A pair of young landscapers pulls into a lot in an old, red dump truck filled with brush. Two surf rods are laid across the load. By the looks of things, they are knocking off work a little early. Good for them. They could have been me 40 years ago. It is the last week of October.

The rutted trail to the beach snakes past dozens of milkweed plants heavy with seed pods swollen to bursting. I shake a few-dozen parachute seeds from a pod that’s cracked open and watch them sail away on the strong westerly breeze.

The surf is waist- to chest-high, and the waves build and boom as the afternoon slides toward sunset. When I first wade out, I scan the sky for hawks without success; most of them sailed past earlier in the day. In short order, I land and release two stripers on metal. A father and son watch from the water’s edge. The next time I look to the beach, they’re gone. A half-hour later, they’re back, in waders and with surf rods and moving well to my right on a sandbar that appears on a falling tide.

It’s a slow, steady pick, and I’m happy to have found action. I turn my head at a faint sound and see that the father is shouting in my direction. Even standing downwind, I can’t make out a word. I cup my hands and holler back. It’s clear he can’t hear me, either.

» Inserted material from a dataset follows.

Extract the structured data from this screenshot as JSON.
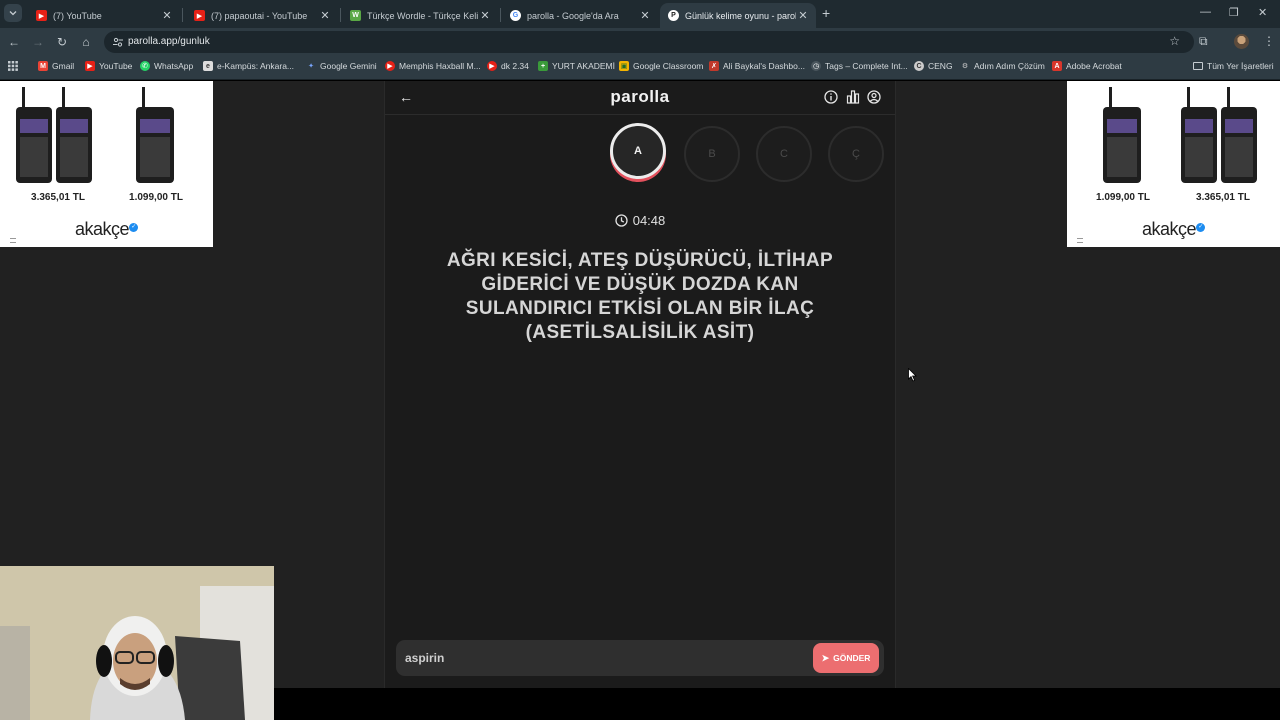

We both go back to casting.

Some years back, I’d read an interview that first appeared in Tom Pero’s Wild Steelhead & Salmon magazine with the distinguished poet Ted Hughes, an avid angler and former Poet Laureate of Great Britain. Hughes, who died in 1998, talked about fishing for wild salmon and how, after fishing alone, he sometimes lost his ability to speak when he returned to the world of humans:

“When I’m fishing alone — as I come out of it, if I have to speak to somebody, I find I can’t speak properly,” said Hughes, the husband of the late poet Sylvia Plath. “I can’t form words. The words come out backwards, tumbled. It takes time to readjust, as if I’d been into some part of myself that predates language. It doesn’t happen when I’m fishing with people.”

I mulled the thought that the wind had robbed the stranger and me of our voices, and in place of words, little gusts of wind poured from our mouths whenever we tried to shout.

April through November is a long slog. Your imagination might even play tricks on you. Was fatigue to blame for what I thought I saw at a lighthouse one stormy afternoon in late October?

A group of five men and one woman worked their way around the southwest corner of the point. They were in their late 40s or 50s. I’d never seen them before, and I have been a semiregular at this spot since I spent much of my adolescence chasing bass and blues from these rocks. They wore waders and dark jackets or rain gear. Army surplus greens, blacks and browns.

Their mugs were large, rough-cut flesh with high cheek bones and strong jaws, all sharp angles. One had a misshapen nose, and several others had schnozzes like beaks on birds of prey. Dark eyes. They were unsettling and beautiful in the same glance. I was intrigued. One man wore a watch cap. At least two had hoods pulled tightly so that you saw only their long, misshapen faces. Their appearance, bearing and their skill moving over the slick rocks spoke of competence.

It was warm for late October, and the faces were wet with sweat and mist. They looked like surf vagabonds in a Quentin Tarantino movie. They were a perfect coda to experiencing the primordial forces that define the margins of sea and shore in late fall. Noble in their surf-hardened mien, they came and went like a pod of big fish following a migratory path, just like the rest of us.